The Eagles received a Grammy Award for Best Pop Performance by a Group for “Lyin’ Eyes”, and were nominated for Record of the Year.

The title and idea for the song came when Glenn Frey and Don Henley were in their favorite Los Angeles restaurant/bar Dan Tana‘s which was frequented by many beautiful women, and they started talking about beautiful women who were cheating on their husbands. They saw a beautiful young woman with a fat and much older wealthy man, and Frey said: “She can’t even hide those lyin’ eyes.”[3][4] According to Henley, Frey was the main writer of the song, although he had some input with the verses and the music. The song was written when Frey and Henley were sharing a house in Trousdale, Beverly Hills. Frey said of the writing of the song: “…the story had always been there. I don’t want to say it wrote itself, but once we started working on it, there were no sticking points. Lyrics just kept coming out, and that’s not always the way songs get written.”[5] During the Eagles 2013 concert tour, Frey stated it was written in just two evenings.

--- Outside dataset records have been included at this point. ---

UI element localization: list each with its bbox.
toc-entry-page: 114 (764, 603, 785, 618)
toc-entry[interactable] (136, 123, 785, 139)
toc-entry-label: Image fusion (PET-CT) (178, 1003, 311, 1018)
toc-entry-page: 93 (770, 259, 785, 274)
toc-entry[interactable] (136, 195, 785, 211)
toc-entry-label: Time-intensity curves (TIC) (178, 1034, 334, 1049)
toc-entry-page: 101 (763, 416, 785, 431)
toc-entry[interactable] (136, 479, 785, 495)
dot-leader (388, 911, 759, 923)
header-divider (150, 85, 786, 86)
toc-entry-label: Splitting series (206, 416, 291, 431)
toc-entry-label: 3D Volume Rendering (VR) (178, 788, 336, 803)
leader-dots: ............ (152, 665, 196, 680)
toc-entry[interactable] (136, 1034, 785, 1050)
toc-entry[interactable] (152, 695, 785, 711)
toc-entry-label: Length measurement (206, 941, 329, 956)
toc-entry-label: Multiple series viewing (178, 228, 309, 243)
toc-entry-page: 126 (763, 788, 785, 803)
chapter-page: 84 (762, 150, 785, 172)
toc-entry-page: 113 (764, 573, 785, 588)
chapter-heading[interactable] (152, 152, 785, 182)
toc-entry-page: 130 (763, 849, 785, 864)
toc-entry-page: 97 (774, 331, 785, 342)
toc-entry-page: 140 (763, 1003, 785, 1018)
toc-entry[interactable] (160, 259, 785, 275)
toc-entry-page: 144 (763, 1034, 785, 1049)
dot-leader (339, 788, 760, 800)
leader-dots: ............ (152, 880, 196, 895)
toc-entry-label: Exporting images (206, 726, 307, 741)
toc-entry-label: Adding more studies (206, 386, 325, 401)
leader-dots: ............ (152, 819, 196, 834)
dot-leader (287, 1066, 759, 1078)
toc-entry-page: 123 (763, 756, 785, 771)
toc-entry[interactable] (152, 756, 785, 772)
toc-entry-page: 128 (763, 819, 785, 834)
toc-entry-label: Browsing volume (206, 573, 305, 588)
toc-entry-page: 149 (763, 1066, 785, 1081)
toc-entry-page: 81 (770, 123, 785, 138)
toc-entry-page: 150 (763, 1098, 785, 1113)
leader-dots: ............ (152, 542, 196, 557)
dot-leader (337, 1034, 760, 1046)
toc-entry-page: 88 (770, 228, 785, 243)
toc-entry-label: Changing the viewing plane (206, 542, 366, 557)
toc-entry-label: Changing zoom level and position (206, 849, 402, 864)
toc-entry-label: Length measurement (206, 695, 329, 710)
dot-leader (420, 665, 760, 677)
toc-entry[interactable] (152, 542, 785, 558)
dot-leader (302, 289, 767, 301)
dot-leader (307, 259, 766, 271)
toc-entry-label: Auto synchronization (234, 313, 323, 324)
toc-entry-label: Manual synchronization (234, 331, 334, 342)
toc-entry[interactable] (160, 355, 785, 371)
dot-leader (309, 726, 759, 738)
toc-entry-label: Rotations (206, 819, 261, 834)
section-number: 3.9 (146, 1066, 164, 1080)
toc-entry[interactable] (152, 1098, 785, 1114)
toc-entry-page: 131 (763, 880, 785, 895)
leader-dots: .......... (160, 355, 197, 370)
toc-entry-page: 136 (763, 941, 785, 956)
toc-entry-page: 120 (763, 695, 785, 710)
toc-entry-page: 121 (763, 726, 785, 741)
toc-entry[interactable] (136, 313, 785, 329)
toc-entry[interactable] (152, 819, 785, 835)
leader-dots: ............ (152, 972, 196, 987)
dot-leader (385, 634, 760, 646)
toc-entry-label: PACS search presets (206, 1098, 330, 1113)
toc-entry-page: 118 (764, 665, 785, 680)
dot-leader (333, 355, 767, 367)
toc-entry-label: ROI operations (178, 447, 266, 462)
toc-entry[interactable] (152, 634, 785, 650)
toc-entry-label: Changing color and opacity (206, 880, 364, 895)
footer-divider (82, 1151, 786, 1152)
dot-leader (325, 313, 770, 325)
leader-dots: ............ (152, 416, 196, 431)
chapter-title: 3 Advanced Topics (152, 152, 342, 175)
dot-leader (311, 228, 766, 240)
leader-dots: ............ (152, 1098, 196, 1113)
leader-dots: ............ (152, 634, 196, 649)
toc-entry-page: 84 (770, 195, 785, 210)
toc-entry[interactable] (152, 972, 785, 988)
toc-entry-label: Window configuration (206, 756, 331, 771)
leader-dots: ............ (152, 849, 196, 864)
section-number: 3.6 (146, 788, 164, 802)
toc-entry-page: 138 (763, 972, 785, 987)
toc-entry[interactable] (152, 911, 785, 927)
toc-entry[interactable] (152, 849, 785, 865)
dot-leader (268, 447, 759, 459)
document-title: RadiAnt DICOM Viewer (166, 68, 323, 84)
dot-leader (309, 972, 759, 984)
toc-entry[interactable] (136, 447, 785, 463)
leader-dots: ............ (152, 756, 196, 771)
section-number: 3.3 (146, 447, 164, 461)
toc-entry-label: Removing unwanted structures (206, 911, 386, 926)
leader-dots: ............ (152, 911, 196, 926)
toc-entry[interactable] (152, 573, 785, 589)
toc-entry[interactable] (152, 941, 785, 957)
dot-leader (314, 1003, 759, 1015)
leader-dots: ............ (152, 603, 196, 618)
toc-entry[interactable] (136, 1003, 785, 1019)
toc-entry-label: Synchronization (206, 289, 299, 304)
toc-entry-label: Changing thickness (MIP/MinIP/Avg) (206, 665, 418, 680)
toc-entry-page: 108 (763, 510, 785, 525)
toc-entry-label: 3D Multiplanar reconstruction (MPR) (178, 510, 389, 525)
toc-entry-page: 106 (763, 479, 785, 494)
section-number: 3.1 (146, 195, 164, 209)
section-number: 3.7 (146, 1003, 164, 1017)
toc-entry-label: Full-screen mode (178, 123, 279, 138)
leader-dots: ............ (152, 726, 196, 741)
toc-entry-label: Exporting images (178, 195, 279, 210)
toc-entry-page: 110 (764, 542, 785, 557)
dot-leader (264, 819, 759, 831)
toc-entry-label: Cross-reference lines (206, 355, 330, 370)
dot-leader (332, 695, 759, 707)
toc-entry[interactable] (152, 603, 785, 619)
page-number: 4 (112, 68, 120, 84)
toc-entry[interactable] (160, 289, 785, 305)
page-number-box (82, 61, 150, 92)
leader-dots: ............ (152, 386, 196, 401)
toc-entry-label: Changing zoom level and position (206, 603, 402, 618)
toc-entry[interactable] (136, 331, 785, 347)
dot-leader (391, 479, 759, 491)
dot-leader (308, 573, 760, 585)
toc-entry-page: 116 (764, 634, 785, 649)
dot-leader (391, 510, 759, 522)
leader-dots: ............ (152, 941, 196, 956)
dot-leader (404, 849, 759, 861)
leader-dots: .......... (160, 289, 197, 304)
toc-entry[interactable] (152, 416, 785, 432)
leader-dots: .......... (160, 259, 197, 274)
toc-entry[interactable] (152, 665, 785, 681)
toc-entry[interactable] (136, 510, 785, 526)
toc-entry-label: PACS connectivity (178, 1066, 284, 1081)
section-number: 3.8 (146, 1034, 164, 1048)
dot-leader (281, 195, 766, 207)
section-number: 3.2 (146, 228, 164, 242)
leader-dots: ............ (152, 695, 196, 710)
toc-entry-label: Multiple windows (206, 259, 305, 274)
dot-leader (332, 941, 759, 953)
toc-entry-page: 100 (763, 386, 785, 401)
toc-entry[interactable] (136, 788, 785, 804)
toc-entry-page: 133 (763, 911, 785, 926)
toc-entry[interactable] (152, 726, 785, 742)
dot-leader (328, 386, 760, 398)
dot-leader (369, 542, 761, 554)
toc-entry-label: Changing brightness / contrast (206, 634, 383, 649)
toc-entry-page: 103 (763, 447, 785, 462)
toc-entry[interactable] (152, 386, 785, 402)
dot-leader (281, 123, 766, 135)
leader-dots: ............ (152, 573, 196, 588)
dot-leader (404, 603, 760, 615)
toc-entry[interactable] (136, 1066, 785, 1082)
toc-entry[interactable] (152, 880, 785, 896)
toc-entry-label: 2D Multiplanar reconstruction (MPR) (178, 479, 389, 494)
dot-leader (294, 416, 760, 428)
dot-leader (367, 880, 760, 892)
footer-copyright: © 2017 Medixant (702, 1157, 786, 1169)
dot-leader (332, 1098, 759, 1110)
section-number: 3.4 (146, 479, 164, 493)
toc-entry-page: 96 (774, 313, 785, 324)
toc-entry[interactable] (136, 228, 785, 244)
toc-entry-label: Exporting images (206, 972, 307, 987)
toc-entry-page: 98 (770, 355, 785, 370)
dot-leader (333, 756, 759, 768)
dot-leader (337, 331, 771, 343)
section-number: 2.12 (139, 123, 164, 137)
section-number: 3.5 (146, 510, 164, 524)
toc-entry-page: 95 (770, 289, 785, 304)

“Lyin’ Eyes” is the only song in the One of These Nights album that Frey sang solo lead on (he shared lead vocals with Henley on “After the Thrill Is Gone”).[6] The song was released as the second single from One of These Nights, and reached No. 2 on the Billboard Hot 100 chart, behind Island Girl by Elton John.[7] “Lyin’ Eyes’ also crossed over to the Country chart where it reached No. 8, their first on that chart and a feat few rock bands could have achieved at that time.[8]

The single version of the song is shortened considerably from the album version, removing the entire second verse, the second chorus and four lines in the middle of the third verse.